A respiração de Sophie saiu como um assovio de alívio. Cullen olhou para ela com um rosto raivoso e olhos perspicazes que a observavam de cima a baixo.

“Você está bem? ”, ele perguntou dando um passo em direção a ela. Sophie o parou com uma mão.

“Eu estou. ” Sophie disse. “O mesmo não pode ser dito de você. ” Ela apontou com o queixo para a mão dele que tremia mesmo segurando a espada.

“Não é nada. ” Ele falou enquanto tentava esconder a mão da vista dela. “Devemos ir...” ele se sentiu zonzo e balançou a cabeça rapidamente. “ Eles estão mortos? ”

“Acredito que sim. ”

“Ainda bem. ” Cullen passou uma mão pelo cabelo dele, em seguida parando quando ele viu sua luva coberta de sangue. Com um olhar de desgosto ele passou as mãos nas calças deixando uma mancha marrom. “Devemos ir. Para a vila mais próxima ou...”

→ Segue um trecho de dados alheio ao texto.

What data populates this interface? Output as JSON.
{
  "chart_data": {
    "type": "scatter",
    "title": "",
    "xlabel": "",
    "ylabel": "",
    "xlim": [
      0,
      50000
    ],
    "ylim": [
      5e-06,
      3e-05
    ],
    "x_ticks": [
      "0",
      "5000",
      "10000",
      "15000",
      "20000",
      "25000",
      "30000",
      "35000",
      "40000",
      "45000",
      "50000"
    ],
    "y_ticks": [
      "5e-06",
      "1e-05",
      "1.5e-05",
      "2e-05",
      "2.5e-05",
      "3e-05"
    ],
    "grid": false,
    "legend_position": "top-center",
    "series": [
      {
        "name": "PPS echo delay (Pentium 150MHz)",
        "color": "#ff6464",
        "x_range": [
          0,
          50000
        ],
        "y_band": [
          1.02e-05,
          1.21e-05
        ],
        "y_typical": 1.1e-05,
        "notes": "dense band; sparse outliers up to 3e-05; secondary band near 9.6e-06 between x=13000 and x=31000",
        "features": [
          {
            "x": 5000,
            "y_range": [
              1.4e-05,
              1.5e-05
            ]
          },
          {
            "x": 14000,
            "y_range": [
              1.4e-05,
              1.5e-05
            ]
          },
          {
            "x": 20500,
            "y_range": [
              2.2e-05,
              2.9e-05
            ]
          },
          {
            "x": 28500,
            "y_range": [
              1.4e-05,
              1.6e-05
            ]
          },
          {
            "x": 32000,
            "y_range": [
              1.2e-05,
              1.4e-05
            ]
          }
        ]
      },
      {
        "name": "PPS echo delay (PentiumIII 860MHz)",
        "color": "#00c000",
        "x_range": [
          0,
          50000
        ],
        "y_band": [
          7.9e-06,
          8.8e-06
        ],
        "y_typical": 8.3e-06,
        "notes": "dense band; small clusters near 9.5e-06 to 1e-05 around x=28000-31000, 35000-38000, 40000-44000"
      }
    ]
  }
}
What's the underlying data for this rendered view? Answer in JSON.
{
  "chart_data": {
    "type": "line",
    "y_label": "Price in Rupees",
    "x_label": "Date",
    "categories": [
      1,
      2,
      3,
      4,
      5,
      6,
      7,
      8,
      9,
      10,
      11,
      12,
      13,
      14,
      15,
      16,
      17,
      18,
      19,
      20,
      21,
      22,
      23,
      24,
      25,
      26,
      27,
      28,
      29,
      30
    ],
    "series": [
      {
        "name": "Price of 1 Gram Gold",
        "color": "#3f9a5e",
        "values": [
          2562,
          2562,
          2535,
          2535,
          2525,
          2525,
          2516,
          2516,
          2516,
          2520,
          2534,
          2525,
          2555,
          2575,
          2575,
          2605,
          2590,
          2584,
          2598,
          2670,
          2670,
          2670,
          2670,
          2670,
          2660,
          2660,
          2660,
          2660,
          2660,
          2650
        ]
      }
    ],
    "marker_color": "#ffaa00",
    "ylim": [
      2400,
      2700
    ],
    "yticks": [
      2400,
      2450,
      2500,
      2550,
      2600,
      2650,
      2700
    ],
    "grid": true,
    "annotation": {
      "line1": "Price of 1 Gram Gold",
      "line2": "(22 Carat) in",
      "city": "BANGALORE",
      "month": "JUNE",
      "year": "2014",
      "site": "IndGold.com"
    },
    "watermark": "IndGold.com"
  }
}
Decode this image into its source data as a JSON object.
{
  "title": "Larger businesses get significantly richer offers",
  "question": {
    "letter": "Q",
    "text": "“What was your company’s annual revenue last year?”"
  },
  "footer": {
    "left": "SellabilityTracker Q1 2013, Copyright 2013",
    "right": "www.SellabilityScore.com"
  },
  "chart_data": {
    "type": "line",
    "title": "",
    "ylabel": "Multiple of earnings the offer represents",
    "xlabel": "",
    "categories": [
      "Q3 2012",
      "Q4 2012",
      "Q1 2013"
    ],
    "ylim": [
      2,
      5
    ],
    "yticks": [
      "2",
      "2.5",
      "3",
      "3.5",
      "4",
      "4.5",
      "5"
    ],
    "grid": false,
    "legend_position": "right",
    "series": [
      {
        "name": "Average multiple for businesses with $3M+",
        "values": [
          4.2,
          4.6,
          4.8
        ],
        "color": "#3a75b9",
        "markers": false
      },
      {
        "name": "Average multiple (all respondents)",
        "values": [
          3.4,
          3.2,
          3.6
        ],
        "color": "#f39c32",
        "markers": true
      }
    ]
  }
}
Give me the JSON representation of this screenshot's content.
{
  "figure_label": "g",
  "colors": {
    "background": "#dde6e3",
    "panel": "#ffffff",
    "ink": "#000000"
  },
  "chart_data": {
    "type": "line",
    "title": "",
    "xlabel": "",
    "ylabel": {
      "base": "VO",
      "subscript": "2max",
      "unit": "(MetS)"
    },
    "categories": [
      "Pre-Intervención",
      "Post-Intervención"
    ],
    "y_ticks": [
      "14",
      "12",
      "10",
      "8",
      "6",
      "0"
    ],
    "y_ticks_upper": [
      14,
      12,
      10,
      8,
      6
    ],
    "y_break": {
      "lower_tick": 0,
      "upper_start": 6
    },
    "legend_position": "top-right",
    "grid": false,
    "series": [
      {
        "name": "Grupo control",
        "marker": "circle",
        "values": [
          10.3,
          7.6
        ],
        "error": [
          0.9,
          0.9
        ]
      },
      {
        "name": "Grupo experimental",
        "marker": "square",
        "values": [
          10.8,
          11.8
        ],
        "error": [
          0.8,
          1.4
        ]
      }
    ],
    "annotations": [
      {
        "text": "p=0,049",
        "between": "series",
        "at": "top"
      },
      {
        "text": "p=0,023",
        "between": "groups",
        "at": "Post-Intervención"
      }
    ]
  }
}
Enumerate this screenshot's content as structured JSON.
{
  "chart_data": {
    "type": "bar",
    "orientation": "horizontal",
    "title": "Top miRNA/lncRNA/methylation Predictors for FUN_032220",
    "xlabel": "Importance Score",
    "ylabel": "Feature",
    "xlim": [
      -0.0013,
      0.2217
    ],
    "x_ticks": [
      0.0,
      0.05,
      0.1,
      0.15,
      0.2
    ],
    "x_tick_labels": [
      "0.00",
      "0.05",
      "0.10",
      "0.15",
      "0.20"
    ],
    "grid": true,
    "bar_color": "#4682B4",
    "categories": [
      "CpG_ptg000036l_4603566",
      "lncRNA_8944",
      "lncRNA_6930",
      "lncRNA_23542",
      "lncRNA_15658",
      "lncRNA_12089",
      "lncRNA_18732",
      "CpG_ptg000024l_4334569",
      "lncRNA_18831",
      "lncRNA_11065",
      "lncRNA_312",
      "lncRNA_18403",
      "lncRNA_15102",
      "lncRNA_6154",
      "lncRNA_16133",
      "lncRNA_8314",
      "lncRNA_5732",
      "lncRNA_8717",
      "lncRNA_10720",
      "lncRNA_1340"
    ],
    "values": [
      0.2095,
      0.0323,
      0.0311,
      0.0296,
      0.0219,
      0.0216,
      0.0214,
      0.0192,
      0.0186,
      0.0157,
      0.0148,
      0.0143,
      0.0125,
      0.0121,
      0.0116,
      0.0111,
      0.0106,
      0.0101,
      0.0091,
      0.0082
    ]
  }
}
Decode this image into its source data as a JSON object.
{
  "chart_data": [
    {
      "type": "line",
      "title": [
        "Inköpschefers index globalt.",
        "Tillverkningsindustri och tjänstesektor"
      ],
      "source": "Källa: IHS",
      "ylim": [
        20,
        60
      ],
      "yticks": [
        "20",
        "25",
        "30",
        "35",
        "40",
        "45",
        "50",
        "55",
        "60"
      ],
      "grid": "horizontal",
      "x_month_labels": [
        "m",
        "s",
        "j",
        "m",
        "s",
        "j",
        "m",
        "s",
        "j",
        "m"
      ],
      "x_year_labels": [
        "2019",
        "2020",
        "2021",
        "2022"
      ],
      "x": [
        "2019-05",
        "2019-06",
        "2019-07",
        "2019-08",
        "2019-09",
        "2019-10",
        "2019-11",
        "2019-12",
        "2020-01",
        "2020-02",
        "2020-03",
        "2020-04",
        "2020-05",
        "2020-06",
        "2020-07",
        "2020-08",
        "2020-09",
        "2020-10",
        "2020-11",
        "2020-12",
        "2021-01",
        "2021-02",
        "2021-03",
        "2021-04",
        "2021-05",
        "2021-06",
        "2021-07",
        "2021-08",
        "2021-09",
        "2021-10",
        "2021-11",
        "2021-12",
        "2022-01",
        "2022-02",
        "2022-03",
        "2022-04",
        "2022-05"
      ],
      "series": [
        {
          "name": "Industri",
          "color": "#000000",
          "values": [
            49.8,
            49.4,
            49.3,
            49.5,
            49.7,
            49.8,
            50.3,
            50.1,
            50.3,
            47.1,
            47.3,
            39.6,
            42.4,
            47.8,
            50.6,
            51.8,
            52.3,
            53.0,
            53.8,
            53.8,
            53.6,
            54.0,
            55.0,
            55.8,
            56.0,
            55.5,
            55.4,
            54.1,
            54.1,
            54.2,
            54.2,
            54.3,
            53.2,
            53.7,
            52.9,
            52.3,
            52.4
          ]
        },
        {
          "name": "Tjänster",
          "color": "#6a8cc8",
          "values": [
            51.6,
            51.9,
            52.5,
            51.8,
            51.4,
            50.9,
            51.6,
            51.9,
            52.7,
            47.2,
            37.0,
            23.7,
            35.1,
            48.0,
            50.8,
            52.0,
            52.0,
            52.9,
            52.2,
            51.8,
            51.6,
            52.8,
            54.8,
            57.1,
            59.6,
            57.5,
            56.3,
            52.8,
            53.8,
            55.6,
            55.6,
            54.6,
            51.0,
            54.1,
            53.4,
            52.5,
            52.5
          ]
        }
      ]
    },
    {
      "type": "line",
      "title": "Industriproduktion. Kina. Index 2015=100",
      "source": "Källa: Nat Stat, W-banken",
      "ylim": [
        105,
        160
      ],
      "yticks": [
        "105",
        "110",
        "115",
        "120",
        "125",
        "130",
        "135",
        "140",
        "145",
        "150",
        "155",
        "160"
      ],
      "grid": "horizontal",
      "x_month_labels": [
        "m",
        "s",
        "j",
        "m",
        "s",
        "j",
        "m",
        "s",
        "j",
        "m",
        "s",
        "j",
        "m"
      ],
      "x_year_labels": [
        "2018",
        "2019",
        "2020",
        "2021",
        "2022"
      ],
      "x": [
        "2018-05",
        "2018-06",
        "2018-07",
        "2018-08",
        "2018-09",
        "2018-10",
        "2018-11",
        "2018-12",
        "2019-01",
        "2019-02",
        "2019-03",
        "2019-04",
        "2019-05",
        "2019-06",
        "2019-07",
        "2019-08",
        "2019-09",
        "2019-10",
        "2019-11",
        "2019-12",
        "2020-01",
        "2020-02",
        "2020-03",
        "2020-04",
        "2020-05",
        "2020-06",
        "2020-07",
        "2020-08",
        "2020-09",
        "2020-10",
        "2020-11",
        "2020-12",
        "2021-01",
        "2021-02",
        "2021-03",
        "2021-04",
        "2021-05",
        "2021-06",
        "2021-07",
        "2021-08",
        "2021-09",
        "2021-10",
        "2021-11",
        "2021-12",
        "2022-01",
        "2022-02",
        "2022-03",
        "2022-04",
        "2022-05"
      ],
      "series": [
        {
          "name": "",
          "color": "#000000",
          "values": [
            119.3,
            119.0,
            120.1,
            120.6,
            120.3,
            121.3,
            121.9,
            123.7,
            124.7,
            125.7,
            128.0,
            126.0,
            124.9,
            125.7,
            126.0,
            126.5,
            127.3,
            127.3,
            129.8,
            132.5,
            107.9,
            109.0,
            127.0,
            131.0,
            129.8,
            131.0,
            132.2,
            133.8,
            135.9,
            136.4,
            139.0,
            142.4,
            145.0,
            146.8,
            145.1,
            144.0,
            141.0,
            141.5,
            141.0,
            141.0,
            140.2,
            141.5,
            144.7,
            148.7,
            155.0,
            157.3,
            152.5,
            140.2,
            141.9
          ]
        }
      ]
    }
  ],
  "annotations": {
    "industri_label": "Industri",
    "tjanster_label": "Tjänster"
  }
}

Ele apenas escutou o zumbido cortando o ar. Os olhos de Cullen se arregalaram em surpresa e ele cambaleou para trás, antes dos joelhos cederem e ele cair sem jeito no chão e a cabeça bater com força na pedra. Os olhos de Sophie se arregalaram enquanto ela se virou para ver que Faulk estava ajoelhado com o arco de Torien na mão, o rosto sorridente coberto de terra e sangue.

Acho que o bastardo não estava morto depois de tudo...

Lançando uma barreira em torno de si mesma, Sophie andou em direção a espada de Cullen torcendo para que ela pudesse alcançá-la antes que Faulk encontrasse o próximo alvo nas costas dela. Ela agarrou a arma e se virou, simultaneamente conjurando um raio. Acertou próximo de Faulk estava, errando por um fio de cabelo.

“Oh, por favor!” Ela se apressou em um ataque antes que o Templário pudesse se recuperar o suficiente para se mover. O raio o acertou em cheio e Faulk caiu como um saco de batatas no chão, a fumaça ondulando para fora de seu corpo. Ela sentiu seus ombros caírem em alívio, largando a espada no chão enquanto olhava para Torien e Kalen estavam concluindo que não haveria mais surpresas. Ambos os Templários estavam de bruços no próprio sangue com feridas da espada de Cullen, mortos.

Ela caminhou rapidamente em direção a Cullen sibilando quando viu que ainda estava inconsciente no chão – e ela esperava que não estivesse morto – com uma mancha escura se espalhando pelo peito de onde a flecha estava encaixada. Sophie o deixou por alguns segundos para examinar as flechas deixadas na aljava e agradecendo silenciosamente por seres pontas simples. Ela poderia puxar a flecha sem que ele sangrasse até a morte. Então ela seria capaz de curá-lo. Exceto que ela não era exatamente boa com cura e provavelmente ficaria uma bela cicatriz como lembrança.

Sophie se inclinou sobre ele, conjurando o que restava da mana dela para curar a ferida. E ela percebeu que Cullen a observava silenciosamente. Foi quando ela desviou o olhar dele e olhou para a frente, na direção do lugar onde surgiu diversas tochas brilhando na escuridão. Ela se preparou para atacar quando percebeu a armadura característica da Inquisição e não pode deixar de expressar alívio em um sorriso cansado que preencheu o rosto dela coberto de sujeira, suor e manchas de sangue. Quando olhou para Cullen novamente, os olhos dele estavam fechados e a leve respiração indicava que ele dormia, navegando pelas águas do fade.